La série et le sur-mesure.


    Brune monte le moteur de la K1 de façon rigide dans le chassis tubulaire qui flatte l'oeil par la régularité maniaque de ses cordons de brasure. Goussets sur la colonne de direction, ancrage du combiné ressort-amnortisseur ou du moteur, tout est brasé avec une propreté clinique même là où le regard ne porte pas forcément. Les larges tubes droits en acier au chrome molybdène dont est exclusivement constitué le cadre sont particulièrement mis en valeur lorsque l'on choisit en option de les faire nickeler et polir, option dont était pourvue notre machine d'essai. Alors que le monobras et les roues sont directement issus de la série, les éléments de suspension et d'amortissement s'en distinguent fortement. Bien que la fourche pu être conservée après une minitieuse mise au point de sa détente et une diminution de 15 mm de sa précontrainte, le combiné ressort-amortisseur fut déclaré irrécupérable et remplacé par un élément White Power. Mis au point pour la K1 Brune, celui-ci possède en plus du réglage de la précontrainte, un choix à douze niveaux de la détente. En option il est possible d'équiper le combiné d'un réservoir séparé et d'un réglage à sept niveaux de l'amortissement. Les guidons bracelets, les supports de carénage et les platines repose-pieds en aluminium pourvues de commandes montées sur roulements à billes ont été fabriqués dans le propre atelier de Brune.


Freins, roues et fourche issus de la série.                  Platine repose-pied taillée dans la masse.

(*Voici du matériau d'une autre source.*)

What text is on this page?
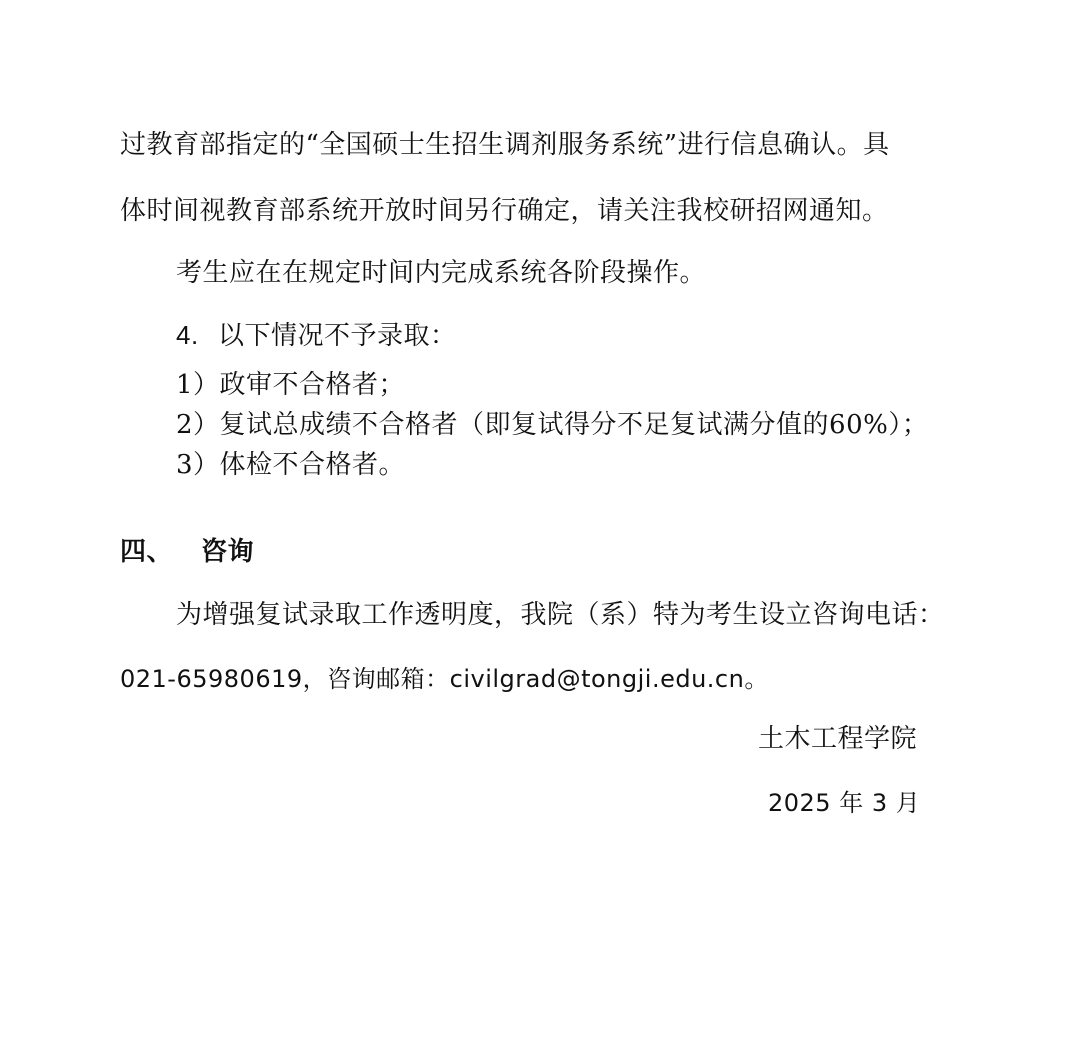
过教育部指定的“全国硕士生招生调剂服务系统”进行信息确认。具
体时间视教育部系统开放时间另行确定，请关注我校研招网通知。
考生应在在规定时间内完成系统各阶段操作。
4. 以下情况不予录取：
1）政审不合格者；
2）复试总成绩不合格者（即复试得分不足复试满分值的60%）；
3）体检不合格者。
四、 咨询
为增强复试录取工作透明度，我院（系）特为考生设立咨询电话：
021-65980619，咨询邮箱：civilgrad@tongji.edu.cn。
土木工程学院
2025 年 3 月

    Les fixations du réservoir et du carénage sont très bien pensées. On peut déshabiller la Brune en quelques tours de main sans qu'il y ait besoin de chercher les vis et tout autre quincaillerie tombées au sol comme c'est le cas sur la K1 de série. Il en va de même pour le capot de selle qui se laisse déposer en quelques secondes grâce à des fixations rapides issues de la compétition et qui découvre ainsi une place suffisante pour le passager. Malgré la conception sportive sans compromis de la K1 Brune, le passager trouvera encore un confort suffisant pour faire face aux longs trajets sans souffrir le martyre. Après les premiers mètres sur les routes étroites et abîmées du Sud de la France, le message est claire: "oublie tout ce que tu sais au sujet des BMW". En effet le comportement du noble cadre n'a presque plus rien de commun avec celui de la K1 de série. Les grosses dénivellations sont avalées avec légèreté, sans aucune tentative de dévier de la trajectoire imposée par le pilote.

    Le confort souffre cependant un peu de la fourche réglée plus dure. Le combiné plus raide ne prend pas soin des lombaires ainsi que le fait aussi la selle peu rembourrée. Du point de vue confort, la K1 Brune en offre moins que la version issue de l'usine de Berlin; par contre grâce au poids plus faible, elle est plus maniable et plus précise et ce malgré une chasse plus grande. Les guidons-bracelets placés bas en combinaison avec les cale-pieds hauts perchés procurent des sensations de machine de course. Le pilote est très penché vers l'avant ce qui est pénible à la longue en conduite sur route, en particulier pour les petits gabarits.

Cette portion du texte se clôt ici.